Former Weather Underground leaders William Ayers and Bernardine Dohrn, as well as Code Pink founder Jodie Evans, helped organize the Free Gaza Movement, which launched the six-ship flotilla from Turkey to Israel that ended in a violent clash with Israeli Defense Forces, BigGovernment.com reported.
In January, the trio were spotted in Egypt attempting to stir up crowds on the streets with 1,400 other left-wing activists after the Egyptian government refused to allow Free Gaza Movement members to enter the Gaza Strip. About 100 marchers were eventually allowed to cross the border, where they were met by former Hamas prime minister Ismail Haniyeh.
BigGovernment quotes author Philip Weiss, who wrote that he witnessed Ayers and Dohrn arguing with fellow activists over whether to accept Egypt’s offer to allow a small number of them into Gaza:
“Dohrn said that the principle of ‘All or none’ was a miserable one for activist politics. You always took what you could get and kept fighting for more. A European man in a red keffiyeh screamed at her that she was serving the fascisti. Her partner Bill Ayers gently confronted him and asked him why he was so out of control. Between getting on and off the bus, Dohrn, who wore a flower in her hair, said that she didn’t like the absolutist certainty of the people on the other side of the police barricades, and having been in the Weather Underground, she knew something about absolutist feeling.”
As political theater, an argument between the aging flower child/domestic terrorist and a fellow traveler over who knew more about “absolutist feelings” would be hard to top.
This wasn’t the first time that the Free Gaza Movement, whose board of directors include well-known leftists Noam Chomsky and Naomi Klein, sent vessels to Gaza to deliberately provoke a reaction from Israel.
“On August 23, 2008, two FG boats – one of them a 66-foot yacht named The Dignity – sailed from Cyprus to Gaza, where they docked and symbolically ‘broke’ the Israeli ‘siege’ when their passengers disembarked. The Israeli navy, seeking not to ignite international disapproval by intercepting the boats, made no attempt to stop them. The passengers, who were greeted by crowds of thousands in Gaza, claimed to be the first people to freely enter Gaza in 41 years,” according to David Horowitz.

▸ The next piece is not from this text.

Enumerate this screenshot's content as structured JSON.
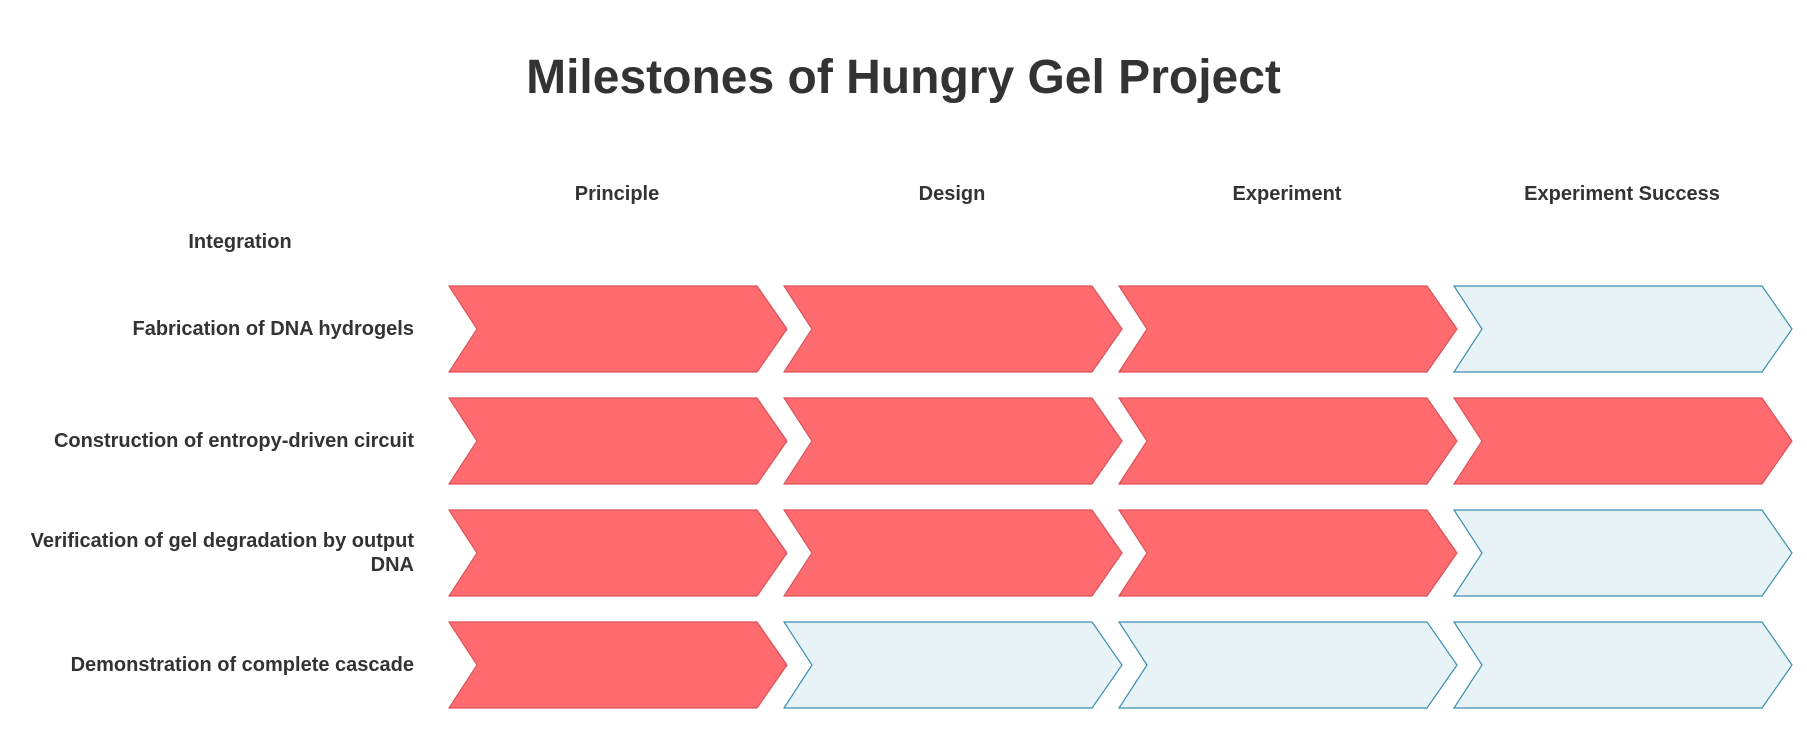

“Two months later The Dignity made its second trip from Cyprus to Gaza, this time carrying 26 FG activists and some medical supplies. The yacht arrived at a Gaza port on October 29, 2008 – again with no resistance from the Israeli navy… FG made another voyage to Gaza in November 2008, when its members accused Israel of conducting ‘chemical warfare on Palestinian fishermen.’”
“On December 29, 2008, The Dignity, bound for Gaza, was loaded with 3.5 tons of Cypriot-donated medical supplies and 16 radical activists, including former Green Party presidential candidate Cynthia McKinney. At the time, a major Israeli military offensive was taking place in Gaza, in retaliation for Hamas’ relentless rocket attacks against southern Israeli cities….Because of the tense situation, on this occasion the Israelis diverted The Dignity before it could arrive in Gaza.”
And if there’s any doubt that this was a political set-up instead of a humanitarian mission, the fact that Venezuelan President Hugo Chavez promised to join a future convoy should dispel any doubts.